Em meio ao luxo, às festas,
aos passeios, Margarida reprimia sua consciência, que de tempos em tempos, como
um aguilhão, a torturava. Mais tarde ela dirá: “Em Montepulciano perdi a honra,
a dignidade, a paz; perdi tudo, menos a fé”.
E era essa fé que aflorava e
a fazia sonhar com outra vida muito diferente da que então levava. Algumas
vezes, por exemplo, vendo certos lugares recolhidos, comentava: “Como seria bom rezar aqui! Que
lugar próprio para se levar uma vida penitente e solitária”. Mas
novas jóias, novas festas, novas promessas abafavam esses bons movimentos de
seu coração.
Certa vez em que algumas
damas elogiavam sua beleza, ela respondeu profeticamente: “Não façam caso disso. Chegará
o dia em que vocês me tratarão como santa e irão, com o bordão na mão, visitar
meu túmulo”.
Assim, Margarida viveu nove
anos nessa união ilícita, contrária à Lei de Deus, quando sobreveio um
acontecimento dramático que deveria mudar sua vida.
Certo dia seu amante não
voltou para casa, e nem no dia seguinte. Aflita, Margarida viu chegar apenas a
cadelinha dele, que, ganindo tristemente, a puxava pelo vestido, indicando-lhe
que a seguisse. Margarida, ansiosa, seguiu o animal até um bosque nas
imediações, onde encontrou um amontoado de galhos que o animalzinho
esforçava-se para levantar. Tirando os galhos de cima, deparou com o cadáver de
seu amante apunhalado, envolto em sangue, e que já começava a dar os primeiros
sinais de putrefação. Ante essa sinistra visão, ela deu um grito e caiu
desmaiada.
Foi o golpe de misericórdia
da Providência. Apenas voltando a si, Margarida pensou sobre o destino eterno
daquele de quem fora cúmplice no pecado. Encheu-se de tal horror de sua
existência pecaminosa, que, naquele momento, fez o propósito de mudar
inteiramente de vida.
Depois do enterro do infeliz
jovem, Margarida vendeu tudo o que tinha, distribuiu entre os pobres e, vestida
muito simplesmente de preto, retornou à casa do pai, pedindo perdão e abrigo. O
pai comoveu-se, mas a seu lado estava a madrasta, que imediatamente exclamou: “Ou ela ou eu!”. A porta da
casa paterna foi-lhe então cruelmente fechada.

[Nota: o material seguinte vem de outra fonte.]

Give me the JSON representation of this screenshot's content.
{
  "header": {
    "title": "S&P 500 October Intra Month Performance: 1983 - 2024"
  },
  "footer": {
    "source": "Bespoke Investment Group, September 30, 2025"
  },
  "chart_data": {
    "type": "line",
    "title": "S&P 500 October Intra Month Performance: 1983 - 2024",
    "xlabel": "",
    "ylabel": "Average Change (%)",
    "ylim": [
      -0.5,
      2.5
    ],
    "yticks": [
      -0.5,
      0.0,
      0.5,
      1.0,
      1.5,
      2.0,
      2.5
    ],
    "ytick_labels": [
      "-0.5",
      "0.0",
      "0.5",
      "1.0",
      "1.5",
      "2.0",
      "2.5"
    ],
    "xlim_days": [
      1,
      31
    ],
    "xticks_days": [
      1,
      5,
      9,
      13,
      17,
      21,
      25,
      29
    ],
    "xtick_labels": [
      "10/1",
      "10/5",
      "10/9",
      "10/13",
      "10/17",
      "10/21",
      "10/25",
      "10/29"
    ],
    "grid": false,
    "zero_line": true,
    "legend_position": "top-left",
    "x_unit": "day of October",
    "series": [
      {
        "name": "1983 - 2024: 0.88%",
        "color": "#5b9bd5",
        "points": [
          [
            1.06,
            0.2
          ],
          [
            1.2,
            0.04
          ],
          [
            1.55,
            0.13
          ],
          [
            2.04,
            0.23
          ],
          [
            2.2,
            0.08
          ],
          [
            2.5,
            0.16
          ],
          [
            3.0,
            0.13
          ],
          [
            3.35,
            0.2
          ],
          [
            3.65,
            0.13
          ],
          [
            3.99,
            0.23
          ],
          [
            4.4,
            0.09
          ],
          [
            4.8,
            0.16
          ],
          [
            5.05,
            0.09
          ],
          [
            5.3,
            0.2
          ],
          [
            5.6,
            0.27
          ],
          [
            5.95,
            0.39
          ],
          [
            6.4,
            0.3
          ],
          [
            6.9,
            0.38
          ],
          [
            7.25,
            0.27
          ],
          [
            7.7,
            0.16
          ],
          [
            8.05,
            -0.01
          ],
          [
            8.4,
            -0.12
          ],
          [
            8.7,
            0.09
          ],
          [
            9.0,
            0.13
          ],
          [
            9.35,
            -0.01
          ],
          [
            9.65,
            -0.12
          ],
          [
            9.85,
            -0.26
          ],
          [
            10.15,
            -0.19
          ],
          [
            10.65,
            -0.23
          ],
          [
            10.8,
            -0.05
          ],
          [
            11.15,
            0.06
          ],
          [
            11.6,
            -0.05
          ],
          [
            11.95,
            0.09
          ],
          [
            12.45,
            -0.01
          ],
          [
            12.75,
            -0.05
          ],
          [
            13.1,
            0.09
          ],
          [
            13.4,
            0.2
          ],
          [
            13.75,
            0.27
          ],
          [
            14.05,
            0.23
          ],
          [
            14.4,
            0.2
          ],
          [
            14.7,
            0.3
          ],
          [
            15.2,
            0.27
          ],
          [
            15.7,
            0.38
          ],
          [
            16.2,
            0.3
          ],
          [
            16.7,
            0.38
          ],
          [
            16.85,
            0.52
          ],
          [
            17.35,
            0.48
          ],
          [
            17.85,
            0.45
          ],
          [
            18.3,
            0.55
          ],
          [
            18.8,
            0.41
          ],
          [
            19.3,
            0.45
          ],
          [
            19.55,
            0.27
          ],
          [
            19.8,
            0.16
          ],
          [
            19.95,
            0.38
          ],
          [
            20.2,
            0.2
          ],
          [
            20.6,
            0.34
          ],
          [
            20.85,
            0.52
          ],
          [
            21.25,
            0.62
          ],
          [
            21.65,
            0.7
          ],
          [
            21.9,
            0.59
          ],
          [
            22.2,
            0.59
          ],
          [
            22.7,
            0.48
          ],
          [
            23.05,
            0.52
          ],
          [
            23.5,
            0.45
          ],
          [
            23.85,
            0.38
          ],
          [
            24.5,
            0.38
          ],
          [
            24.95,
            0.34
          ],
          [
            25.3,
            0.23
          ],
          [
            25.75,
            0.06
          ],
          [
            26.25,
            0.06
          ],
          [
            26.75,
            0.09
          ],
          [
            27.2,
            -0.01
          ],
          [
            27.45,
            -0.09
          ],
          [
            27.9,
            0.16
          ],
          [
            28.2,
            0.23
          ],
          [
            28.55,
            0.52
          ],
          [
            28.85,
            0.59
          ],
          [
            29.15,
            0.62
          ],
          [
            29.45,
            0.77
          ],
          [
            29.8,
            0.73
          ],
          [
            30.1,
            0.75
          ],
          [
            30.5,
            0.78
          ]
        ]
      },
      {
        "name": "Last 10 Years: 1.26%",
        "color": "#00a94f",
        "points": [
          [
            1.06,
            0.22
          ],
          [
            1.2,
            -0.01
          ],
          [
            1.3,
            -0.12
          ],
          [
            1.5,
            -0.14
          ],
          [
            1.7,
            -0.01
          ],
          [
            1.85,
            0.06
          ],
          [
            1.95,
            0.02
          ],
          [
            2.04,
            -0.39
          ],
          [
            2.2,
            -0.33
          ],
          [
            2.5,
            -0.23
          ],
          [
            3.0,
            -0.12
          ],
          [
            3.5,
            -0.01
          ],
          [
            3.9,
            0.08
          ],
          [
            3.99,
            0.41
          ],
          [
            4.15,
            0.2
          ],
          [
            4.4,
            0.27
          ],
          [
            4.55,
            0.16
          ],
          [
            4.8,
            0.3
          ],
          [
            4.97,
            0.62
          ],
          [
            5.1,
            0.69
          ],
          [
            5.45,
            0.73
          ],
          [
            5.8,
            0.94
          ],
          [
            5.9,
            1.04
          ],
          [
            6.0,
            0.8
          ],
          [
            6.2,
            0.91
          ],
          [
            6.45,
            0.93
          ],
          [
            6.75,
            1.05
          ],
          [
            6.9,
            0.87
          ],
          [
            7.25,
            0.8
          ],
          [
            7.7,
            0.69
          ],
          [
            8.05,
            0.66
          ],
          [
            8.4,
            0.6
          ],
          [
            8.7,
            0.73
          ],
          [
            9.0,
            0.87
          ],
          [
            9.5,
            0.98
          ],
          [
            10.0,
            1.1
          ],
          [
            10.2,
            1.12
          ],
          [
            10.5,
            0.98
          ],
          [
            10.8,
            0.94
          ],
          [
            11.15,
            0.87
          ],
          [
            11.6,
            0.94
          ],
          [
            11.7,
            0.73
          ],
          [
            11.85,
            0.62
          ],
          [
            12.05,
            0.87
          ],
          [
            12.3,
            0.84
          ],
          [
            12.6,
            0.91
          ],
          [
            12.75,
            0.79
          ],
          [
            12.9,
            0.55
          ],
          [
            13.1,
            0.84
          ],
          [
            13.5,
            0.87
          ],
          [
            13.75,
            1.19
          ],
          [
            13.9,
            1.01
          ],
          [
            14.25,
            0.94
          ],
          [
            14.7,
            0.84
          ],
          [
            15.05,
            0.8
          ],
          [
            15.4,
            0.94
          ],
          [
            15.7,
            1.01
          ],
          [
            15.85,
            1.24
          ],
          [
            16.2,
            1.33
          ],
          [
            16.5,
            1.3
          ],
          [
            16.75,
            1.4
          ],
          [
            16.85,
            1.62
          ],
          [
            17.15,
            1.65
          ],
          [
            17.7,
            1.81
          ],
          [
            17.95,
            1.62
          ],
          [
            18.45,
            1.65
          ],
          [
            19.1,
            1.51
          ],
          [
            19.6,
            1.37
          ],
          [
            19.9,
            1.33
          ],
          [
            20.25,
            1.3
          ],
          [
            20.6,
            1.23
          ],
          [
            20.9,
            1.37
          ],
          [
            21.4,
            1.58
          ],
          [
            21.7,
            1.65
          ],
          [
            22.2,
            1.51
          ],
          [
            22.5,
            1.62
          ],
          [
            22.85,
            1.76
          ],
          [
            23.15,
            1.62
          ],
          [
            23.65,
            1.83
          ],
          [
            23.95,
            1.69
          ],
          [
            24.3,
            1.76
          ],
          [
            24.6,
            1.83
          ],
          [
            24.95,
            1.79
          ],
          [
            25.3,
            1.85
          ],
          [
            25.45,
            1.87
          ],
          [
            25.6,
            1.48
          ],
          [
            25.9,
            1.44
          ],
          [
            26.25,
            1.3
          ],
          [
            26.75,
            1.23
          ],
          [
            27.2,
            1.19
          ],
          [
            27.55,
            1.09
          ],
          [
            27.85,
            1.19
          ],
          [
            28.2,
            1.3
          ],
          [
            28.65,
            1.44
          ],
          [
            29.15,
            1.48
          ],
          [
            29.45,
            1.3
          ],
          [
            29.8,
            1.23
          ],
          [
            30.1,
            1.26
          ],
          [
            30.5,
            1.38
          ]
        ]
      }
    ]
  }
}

Desolada e sem saber o que
fazer, sem recursos e sem residência, no auge da provação, Margarida sentou-se
num tronco à beira do caminho. O demônio logo entrou em cena, tentando-a: “Você tem somente 26 anos e está
no auge de sua formosura. Muitos outros pretendentes surgirão. Vamos, erga a
cabeça e recomece de novo a vida de fausto e de alegria!”. “Não! –– exclamou Margarida,
resoluta. Já ofendi muito a
Nosso Senhor, que verteu seu sangue inocente por mim. Mais vale a pena mendigar
o pão que voltar ao pecado”. Nesse
momento outra voz, a da graça, se fez ouvir: “Em
Cortona os filhos de São Francisco compadecer-se-ão de ti e dir-te-ão o que
fazer”.
Nessa época Cortona era uma
república, com administração autônoma. Era próspera e tinha vida religiosa
intensa. A pobre Margarida, sem conhecer ninguém, procurou o convento dos
frades franciscanos. Duas damas locais, Marinaria e Romeria Boscari, a
encontraram e ficaram comovidas ao ver sua profunda tristeza e o sofrimento que
se exprimia em seu rosto. Com bondade, perguntaram-lhe se precisava de algo.
Margarida abriu-lhes a alma, contou seus pecados e sua inspiração de procurar
os franciscanos da cidade. As duas nobres senhoras ofereceram-lhe abrigo em sua
casa, e elas mesmas a apresentaram a Frei Bevegnati, varão venerável por sua
virtude, que depois viria a escrever a história de Margarida. Esta, entre
lágrimas e suspiros, fez uma confissão geral tão minuciosa, que durou oito
dias. Pediu depois admissão na Ordem Terceira franciscana, também chamada da Penitência.
Preocupada em evitar uma
recaída no pecado, Margarida cortou a formosa cabeleira, que tanto orgulho lhe
causara, expôs o rosto ao sol para perder seu frescor, e examinava como reparar
seu escândalo. Passou a dormir no solo e a alimentar-se apenas de ervas.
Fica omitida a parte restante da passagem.